Из коридора в кухню влетел бумажный самолетик. Он будто задумался на секунду, а потом медленно спланировал на стол. Тома тут же подхватила его и запустила обратно, но не рассчитала и он врезался прямо в лоб вбежавшему следом мальчишке.
– Ой! – в притворном ужасе Тома ахнула и закрыла руками рот, но тут же звонко рассмеялась, сбрызнула смехом мальчишку, обняла его двумя руками.
– Мама, я кушать хочу! Скоро блины?
– Блины-то скоро, только давай папу сначала дождемся! Уж поди вернуться должен. Обещал по пути в погреб спуститься, варенья принести. Вишневого!
– Фу, не хочу вишневое, оно приторное…
– Ну, хозяин – барин. Не нравится – не ешь. Сметана есть еще.
Тома выключила одну конфорку. Налила на вторую последние капли теста.

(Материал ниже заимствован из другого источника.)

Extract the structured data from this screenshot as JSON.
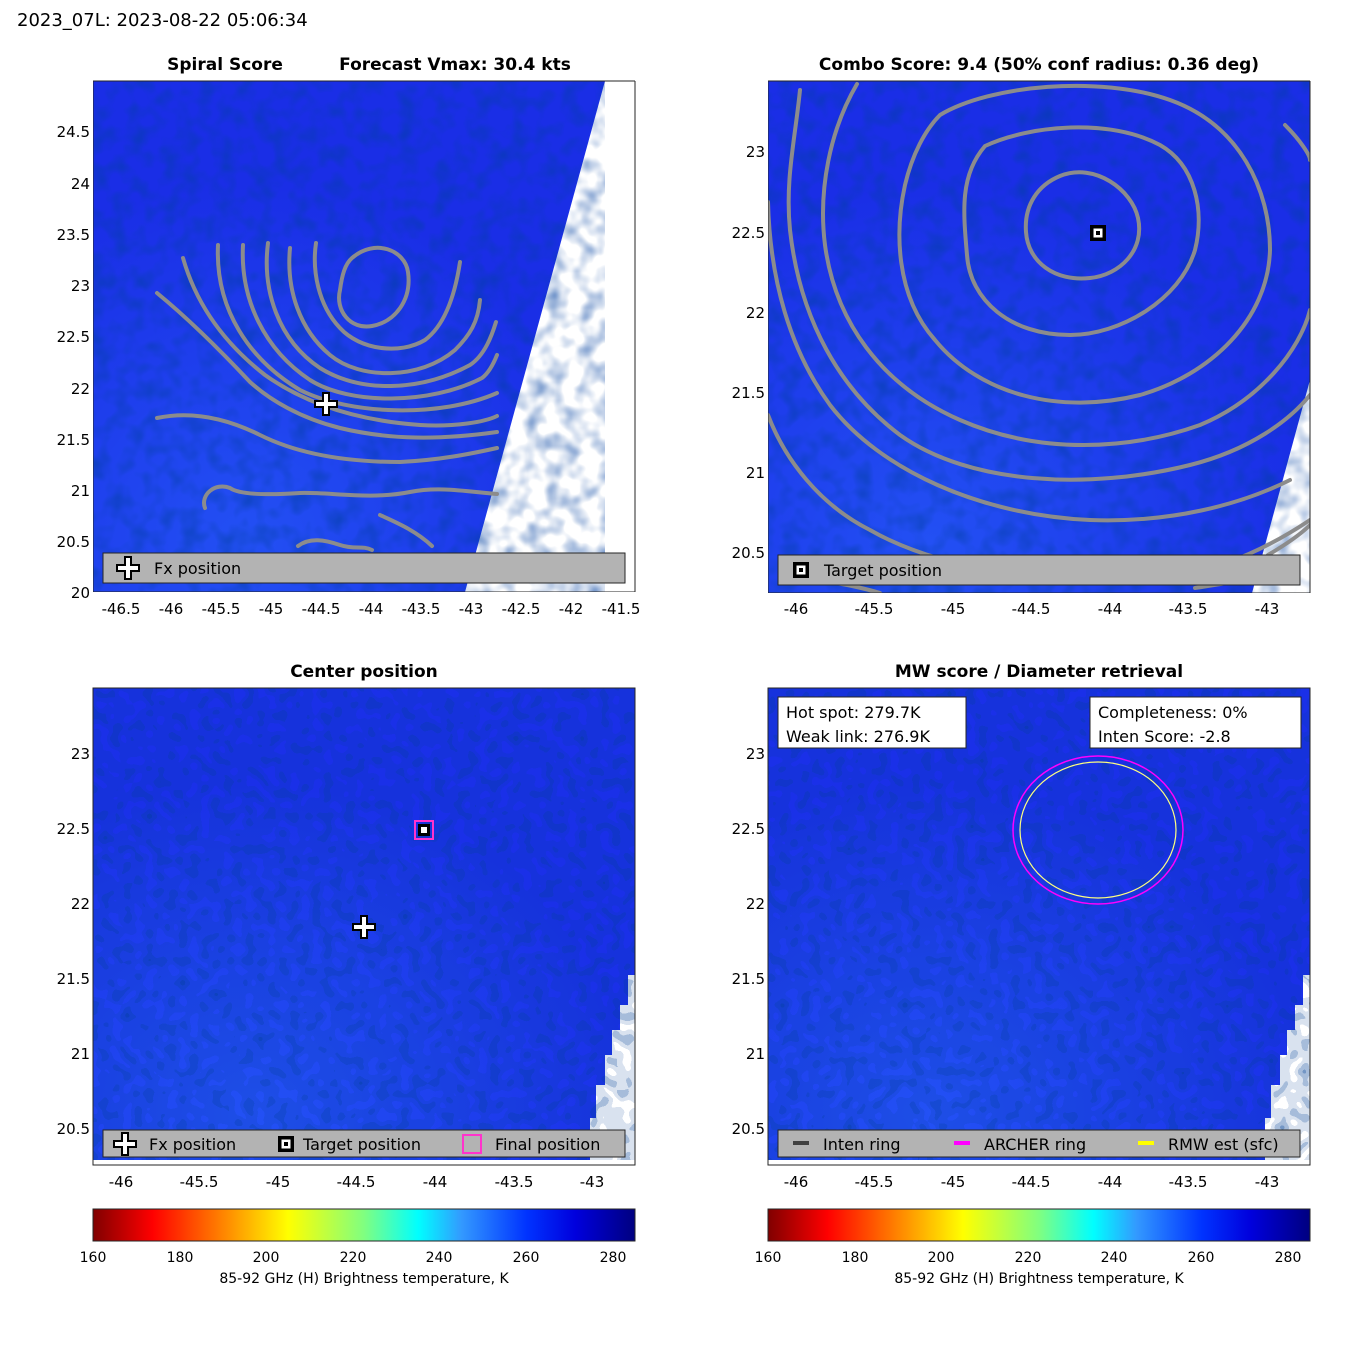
{
  "header": {
    "title": "2023_07L: 2023-08-22 05:06:34"
  },
  "colors": {
    "bg_blue": "#1a2ee6",
    "contour": "#8c8c8c",
    "legend_bg": "#b3b3b3",
    "archer": "#ff00ff",
    "rmw": "#ffff80",
    "final": "#ff33cc"
  },
  "panels": {
    "spiral": {
      "title_left": "Spiral Score",
      "title_right": "Forecast Vmax: 30.4 kts",
      "xticks": [
        "-46.5",
        "-46",
        "-45.5",
        "-45",
        "-44.5",
        "-44",
        "-43.5",
        "-43",
        "-42.5",
        "-42",
        "-41.5"
      ],
      "yticks": [
        "20",
        "20.5",
        "21",
        "21.5",
        "22",
        "22.5",
        "23",
        "23.5",
        "24",
        "24.5"
      ],
      "legend": [
        "Fx position"
      ],
      "fx_position": {
        "lon": -44.5,
        "lat": 21.85
      }
    },
    "combo": {
      "title": "Combo Score: 9.4  (50% conf radius: 0.36 deg)",
      "xticks": [
        "-46",
        "-45.5",
        "-45",
        "-44.5",
        "-44",
        "-43.5",
        "-43"
      ],
      "yticks": [
        "20.5",
        "21",
        "21.5",
        "22",
        "22.5",
        "23"
      ],
      "legend": [
        "Target position"
      ],
      "target_position": {
        "lon": -44.07,
        "lat": 22.5
      }
    },
    "center": {
      "title": "Center position",
      "xticks": [
        "-46",
        "-45.5",
        "-45",
        "-44.5",
        "-44",
        "-43.5",
        "-43"
      ],
      "yticks": [
        "20.5",
        "21",
        "21.5",
        "22",
        "22.5",
        "23"
      ],
      "legend": [
        "Fx position",
        "Target position",
        "Final position"
      ]
    },
    "mw": {
      "title": "MW score / Diameter retrieval",
      "xticks": [
        "-46",
        "-45.5",
        "-45",
        "-44.5",
        "-44",
        "-43.5",
        "-43"
      ],
      "yticks": [
        "20.5",
        "21",
        "21.5",
        "22",
        "22.5",
        "23"
      ],
      "box_left": [
        "Hot spot: 279.7K",
        "Weak link: 276.9K"
      ],
      "box_right": [
        "Completeness: 0%",
        "Inten Score: -2.8"
      ],
      "legend": [
        "Inten ring",
        "ARCHER ring",
        "RMW est (sfc)"
      ]
    }
  },
  "colorbar": {
    "ticks": [
      "160",
      "180",
      "200",
      "220",
      "240",
      "260",
      "280"
    ],
    "label": "85-92 GHz (H) Brightness temperature, K"
  }
}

Его было так мало, что оно не растеклось, а застыло нелепой кляксой.
– Ой, этот маленький мне, ладно, мама?
– Тебе, Тошенька, тебе, – она улыбнулась и потрепала сына по густым черным волосам. Прав был Леон, не шло ему русское имя, да Тома настояла.
– А папа когда вернется? – мальчик прижался носом к оконному стеклу, разглядывая редких прохожих во дворе. Одни смешно прыгали через черные проталины, боясь замочить ноги в мартовском талом снегу, другие, в блестящих резиновых галошах, шагали размашисто и быстро.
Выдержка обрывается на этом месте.